Chow is just as guilty as any other hipster. Look to the right on this page and find the "Satsuma Mojito." While this looks like it might be a wonderful drink, it is definitely not a Mojito.
End the madness!!!
@sigma606: adding Falernum sounds like a great idea. Falernum is a rum-based clove-lime liqueur great for use in tiki drinks. There is a simple recipe at kaiser penguin.
If you shake correctly (fiercely, for a slow 15-20 count) the mint will be pulverized into tiny pieces and you will be unable to get it all even with a fine strainer, however, if you simply muddle in the glass and fill with crushed ice before stirring and topping with club soda, you will avoid any awkward mint-eating experiences.
A 10 oz. glass will probably also make this drink rather a little more stiff and in-your-face than the original mojitos, a drink for peasants to end the day with.

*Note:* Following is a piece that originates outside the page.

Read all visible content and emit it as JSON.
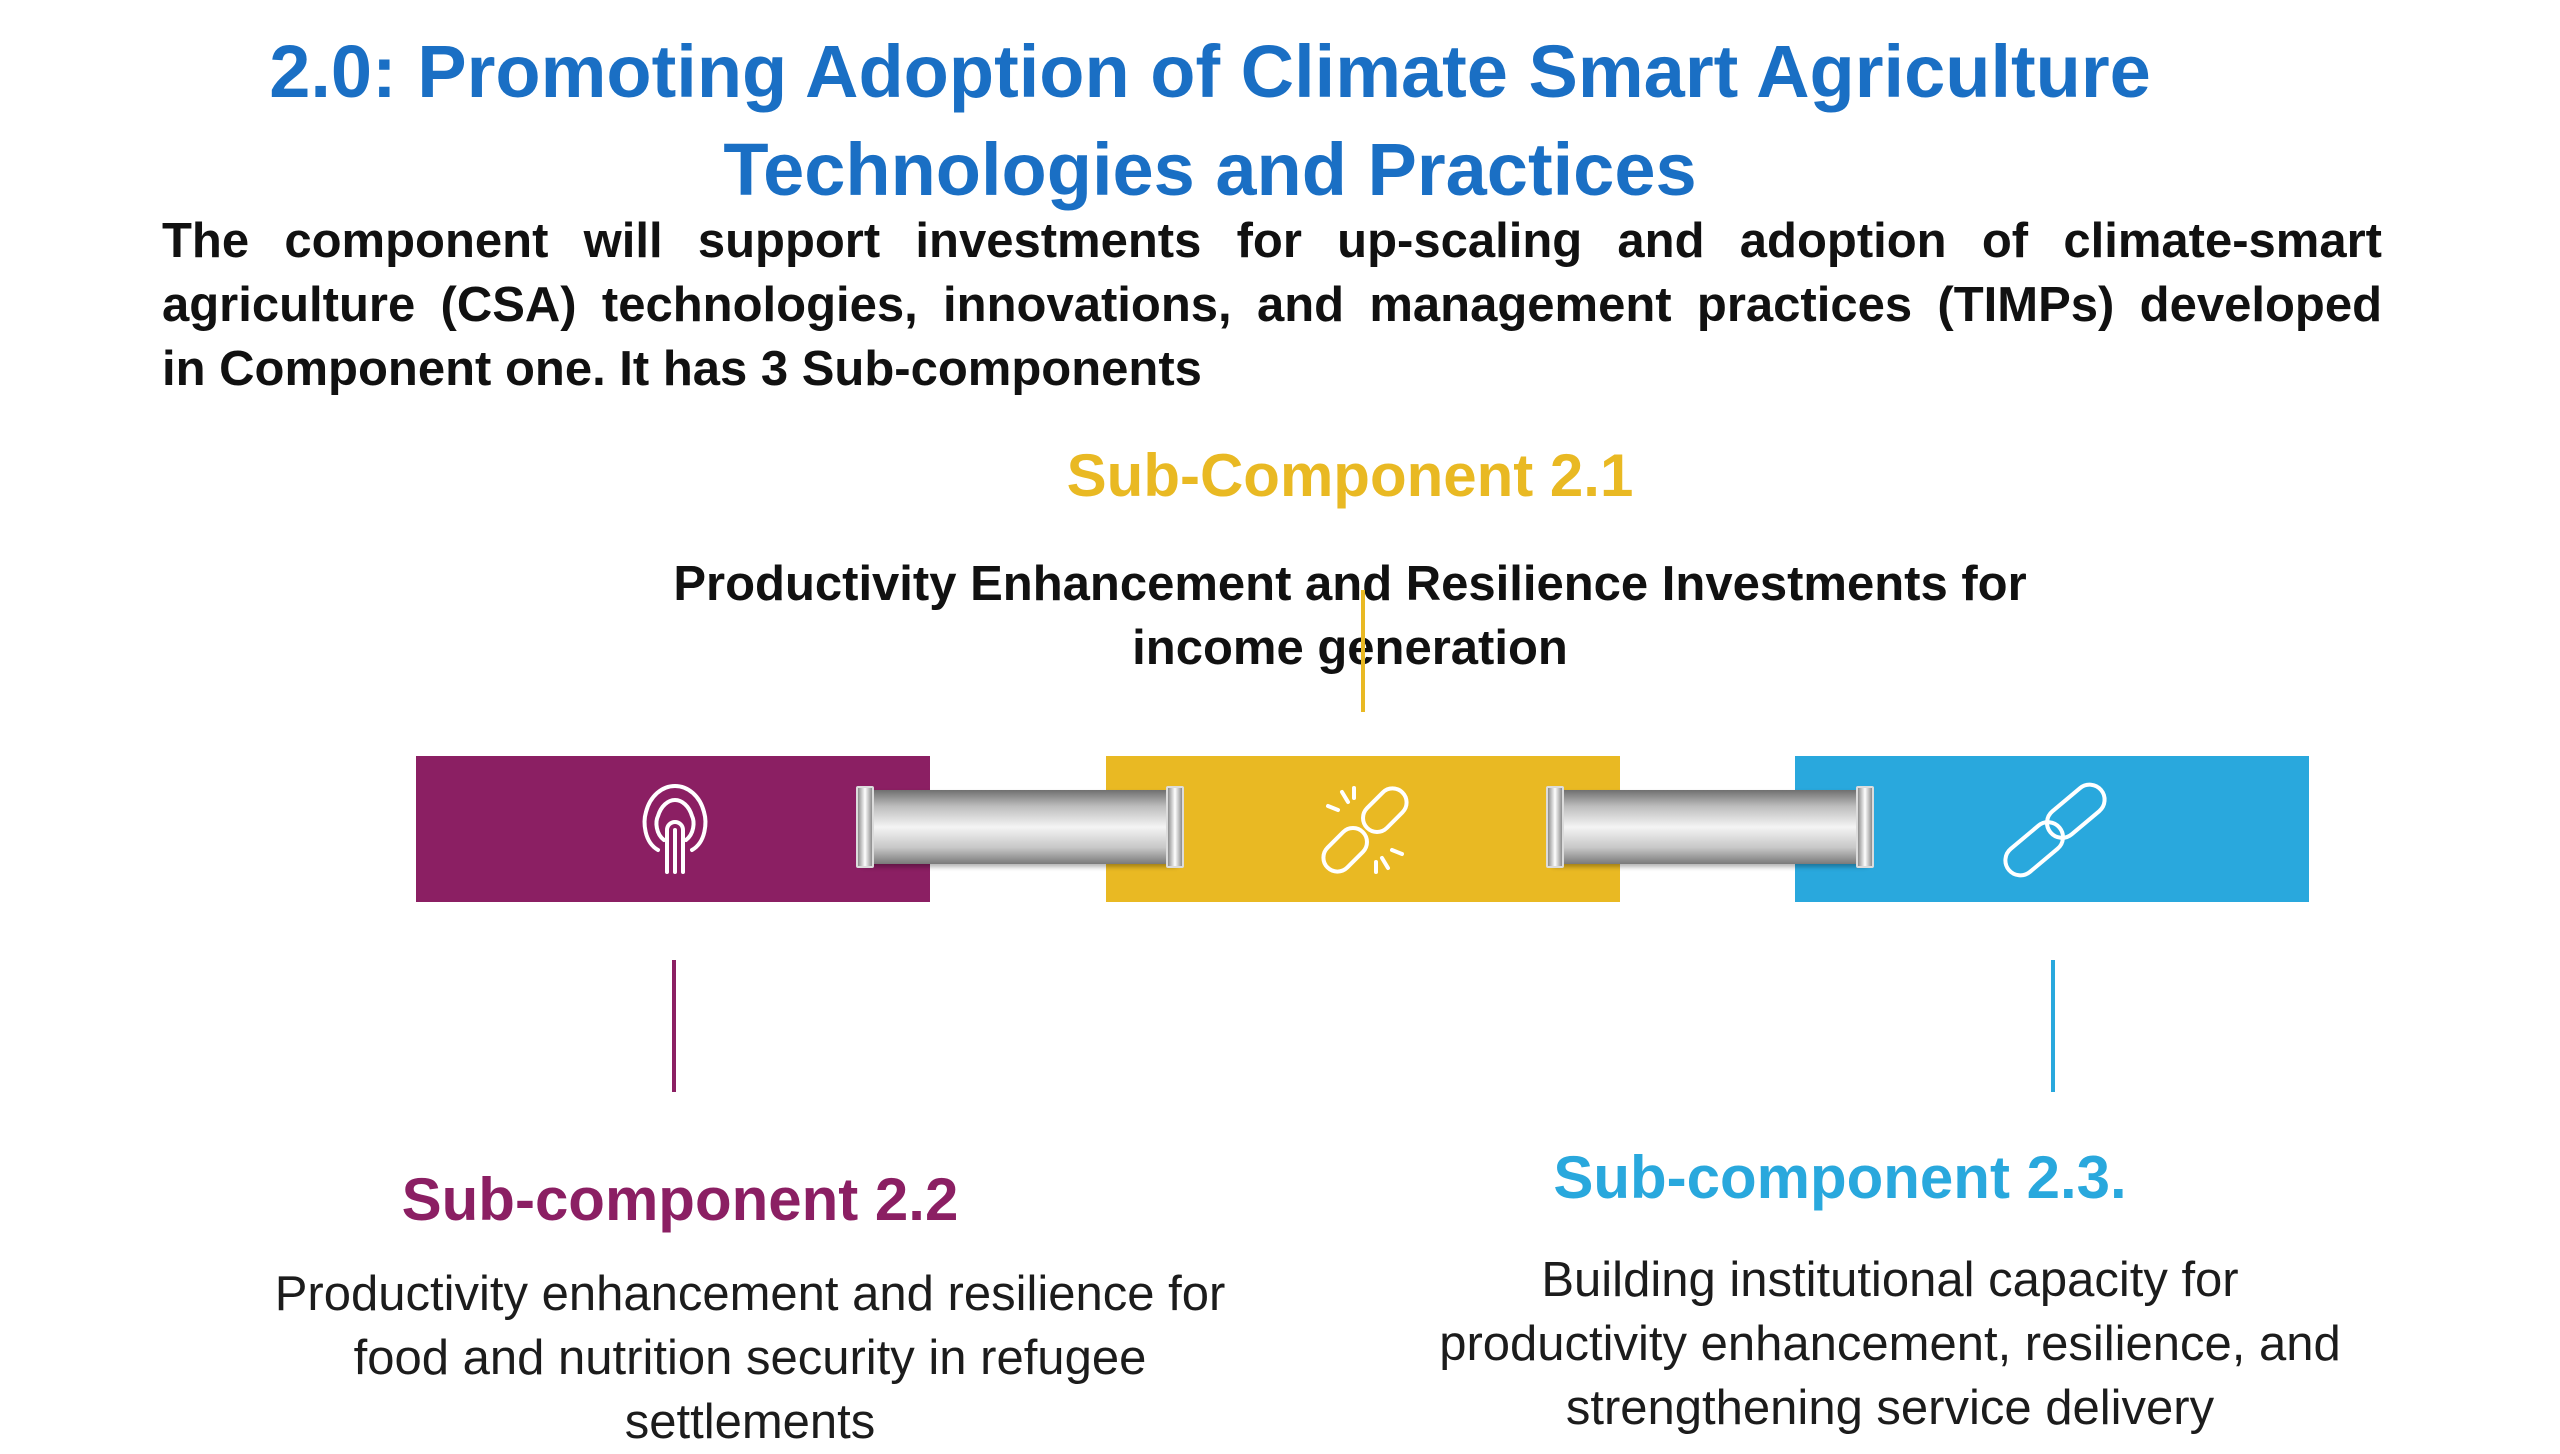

Think more along the lines of 1.5 rum, 0.75 lime, 0.75 simple if you want the 10 oz. to make more sense, or 12-14 oz. for the 2-1-1.
Honestly a great drink when done right, always stain. Always. And neve muddle the limes like you see at TGIF... I like to add a 1/4 oz velvet falnerum, which is a straight sugar cane liqueur. Cheers
I was at the local farmers market here in Atlanta and a Cuban woman buying limes told me the secret to a great drink was to caramelize the sugar a "little" when making the simple syrup. I use the same simple syrup when making Guaro Sours.

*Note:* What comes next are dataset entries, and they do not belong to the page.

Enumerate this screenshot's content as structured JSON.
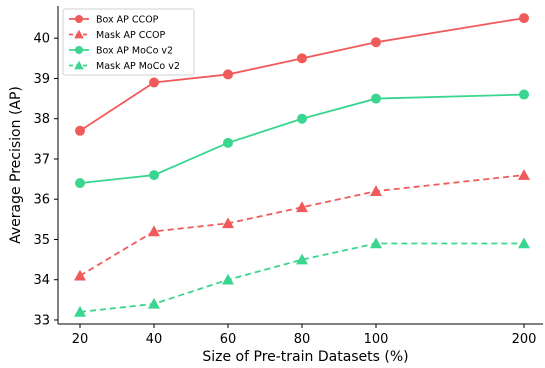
{
  "chart_data": {
    "type": "line",
    "title": "",
    "xlabel": "Size of Pre-train Datasets (%)",
    "ylabel": "Average Precision (AP)",
    "x": [
      20,
      40,
      60,
      80,
      100,
      200
    ],
    "x_ticks": [
      "20",
      "40",
      "60",
      "80",
      "100",
      "200"
    ],
    "y_ticks": [
      33,
      34,
      35,
      36,
      37,
      38,
      39,
      40
    ],
    "ylim": [
      32.9,
      40.8
    ],
    "grid": false,
    "legend_position": "top-left",
    "series": [
      {
        "name": "Box AP CCOP",
        "values": [
          37.7,
          38.9,
          39.1,
          39.5,
          39.9,
          40.5
        ],
        "color": "#f05a5a",
        "marker": "circle",
        "dash": "solid"
      },
      {
        "name": "Mask AP CCOP",
        "values": [
          34.1,
          35.2,
          35.4,
          35.8,
          36.2,
          36.6
        ],
        "color": "#f05a5a",
        "marker": "triangle",
        "dash": "dashed"
      },
      {
        "name": "Box AP MoCo v2",
        "values": [
          36.4,
          36.6,
          37.4,
          38.0,
          38.5,
          38.6
        ],
        "color": "#3ad68f",
        "marker": "circle",
        "dash": "solid"
      },
      {
        "name": "Mask AP MoCo v2",
        "values": [
          33.2,
          33.4,
          34.0,
          34.5,
          34.9,
          34.9
        ],
        "color": "#3ad68f",
        "marker": "triangle",
        "dash": "dashed"
      }
    ]
  }
}
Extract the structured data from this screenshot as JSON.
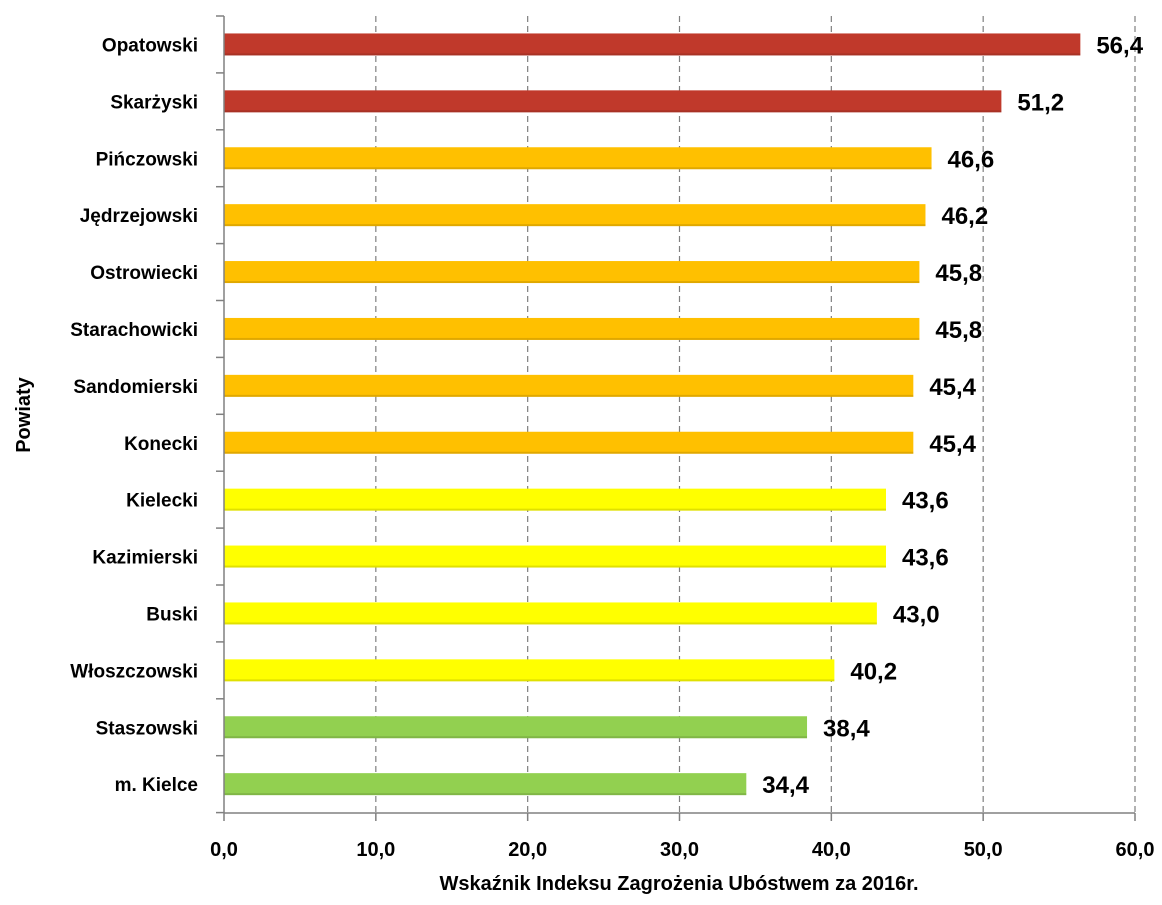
{
  "chart_data": {
    "type": "bar",
    "orientation": "horizontal",
    "categories": [
      "Opatowski",
      "Skarżyski",
      "Pińczowski",
      "Jędrzejowski",
      "Ostrowiecki",
      "Starachowicki",
      "Sandomierski",
      "Konecki",
      "Kielecki",
      "Kazimierski",
      "Buski",
      "Włoszczowski",
      "Staszowski",
      "m. Kielce"
    ],
    "values": [
      56.4,
      51.2,
      46.6,
      46.2,
      45.8,
      45.8,
      45.4,
      45.4,
      43.6,
      43.6,
      43.0,
      40.2,
      38.4,
      34.4
    ],
    "value_labels": [
      "56,4",
      "51,2",
      "46,6",
      "46,2",
      "45,8",
      "45,8",
      "45,4",
      "45,4",
      "43,6",
      "43,6",
      "43,0",
      "40,2",
      "38,4",
      "34,4"
    ],
    "bar_colors": [
      "#c0392b",
      "#c0392b",
      "#ffc000",
      "#ffc000",
      "#ffc000",
      "#ffc000",
      "#ffc000",
      "#ffc000",
      "#ffff00",
      "#ffff00",
      "#ffff00",
      "#ffff00",
      "#92d050",
      "#92d050"
    ],
    "xlabel": "Wskaźnik Indeksu Zagrożenia Ubóstwem za 2016r.",
    "ylabel": "Powiaty",
    "xlim": [
      0,
      60
    ],
    "xticks": [
      0,
      10,
      20,
      30,
      40,
      50,
      60
    ],
    "xtick_labels": [
      "0,0",
      "10,0",
      "20,0",
      "30,0",
      "40,0",
      "50,0",
      "60,0"
    ],
    "grid": "vertical dashed",
    "legend": "none"
  }
}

The only time I was in Cuba, the resort didn't have any mint for their mojitos. However, we have a Cuban mint plant in our garden which is quite productive. However, the taste seems to lack something, it seems muddy. I much prefer Richter's English Mint - much better than Pepper or Spear, IMHO.
We tested the recipe with spearmint, which is available in our local grocery store. If you try it with peppermint, which we think would be a great substitute, let us know what you think!
Christine Gallary, CHOW Test Kitchen
Which North American (Calif) mint would you recommend....
spearment or peppermint ?
Cuban mint differs from common North American mints. In Canada you can buy it from Richter's Herbs in Goodwood, Ontario.
I haven't tried it; has anyone done so? Was it better?